EVE Energy, which is seeking a Hong Kong listing, stated clearly in its prospectus that the funds to be raised will be primarily invested in a 30 GWh power‑battery plant in Hungary and a 38 GWh energy‑storage battery project in Malaysia, accelerating its global capacity layout. Reportedly, the Malaysia energy‑storage project is positioned as a “multi‑scenario lithium‑battery production base that covers Asia and radiates to the world.” EVE Energy stated that capacity expansion will help it better capture the rapid growth opportunities in the global energy‑storage battery market and further consolidate its market position.
 
Korean and Japanese manufacturers naturally do not want to miss the take‑off of the global energy‑storage market, especially in North America.

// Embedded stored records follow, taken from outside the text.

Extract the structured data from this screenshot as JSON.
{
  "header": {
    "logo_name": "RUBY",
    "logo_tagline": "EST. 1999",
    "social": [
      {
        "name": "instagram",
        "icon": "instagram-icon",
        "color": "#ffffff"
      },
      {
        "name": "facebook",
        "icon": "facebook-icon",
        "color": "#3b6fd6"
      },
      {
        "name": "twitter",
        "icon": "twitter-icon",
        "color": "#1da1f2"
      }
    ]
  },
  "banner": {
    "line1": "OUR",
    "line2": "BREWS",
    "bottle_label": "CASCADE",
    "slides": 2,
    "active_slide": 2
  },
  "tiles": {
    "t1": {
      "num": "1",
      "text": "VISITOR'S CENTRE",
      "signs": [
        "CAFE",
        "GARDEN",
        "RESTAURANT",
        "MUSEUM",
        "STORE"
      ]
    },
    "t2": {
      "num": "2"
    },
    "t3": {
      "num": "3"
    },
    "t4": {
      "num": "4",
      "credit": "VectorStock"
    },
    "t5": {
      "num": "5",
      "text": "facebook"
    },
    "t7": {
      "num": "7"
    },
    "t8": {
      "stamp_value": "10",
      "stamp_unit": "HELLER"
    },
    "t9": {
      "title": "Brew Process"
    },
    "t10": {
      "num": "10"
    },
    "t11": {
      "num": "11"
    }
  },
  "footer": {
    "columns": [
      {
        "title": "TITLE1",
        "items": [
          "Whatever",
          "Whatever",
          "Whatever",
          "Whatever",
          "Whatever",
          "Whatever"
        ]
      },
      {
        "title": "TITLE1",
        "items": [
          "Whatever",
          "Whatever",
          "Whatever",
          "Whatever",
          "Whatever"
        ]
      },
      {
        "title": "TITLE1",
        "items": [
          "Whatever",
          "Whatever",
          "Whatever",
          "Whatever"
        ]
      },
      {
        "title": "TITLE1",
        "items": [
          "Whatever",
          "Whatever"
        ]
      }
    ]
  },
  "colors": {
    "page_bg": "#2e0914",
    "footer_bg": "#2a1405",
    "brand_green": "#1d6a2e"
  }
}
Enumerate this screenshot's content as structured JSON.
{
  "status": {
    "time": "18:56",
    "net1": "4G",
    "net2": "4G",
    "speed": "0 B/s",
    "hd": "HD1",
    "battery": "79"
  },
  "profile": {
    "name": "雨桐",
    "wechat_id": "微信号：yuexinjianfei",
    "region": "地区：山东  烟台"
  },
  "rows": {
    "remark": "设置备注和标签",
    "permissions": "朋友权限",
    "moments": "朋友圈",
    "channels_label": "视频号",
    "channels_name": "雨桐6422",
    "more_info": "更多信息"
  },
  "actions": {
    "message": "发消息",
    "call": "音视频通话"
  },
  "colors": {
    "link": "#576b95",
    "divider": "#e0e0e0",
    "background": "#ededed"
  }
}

In May this year, LG Energy Solution’s first energy‑storage battery plant in Michigan, USA, went into production, with a planned capacity of 16.5 GWh. The company plans to increase its North American energy‑storage battery capacity to 30 GWh by the end of 2026. Samsung SDI plans to convert part of its North American power‑battery lines to energy‑storage battery production to improve line utilization. Around the supply of LFP materials for the North American market, SK On recently signed a memorandum of understanding with Korean battery‑materials manufacturer L&F, hoping to accelerate entry into North America’s fast‑growing energy‑storage field.
 
Panasonic also recently stated that in April–June this year, operating profit in its energy segment (which houses its battery business) increased 47% year‑on‑year to 31.9 billion yen. Panasonic noted that, driven by the AI investment boom, demand for energy‑storage systems for data centers “exceeded expectations,” bringing the company new growth opportunities.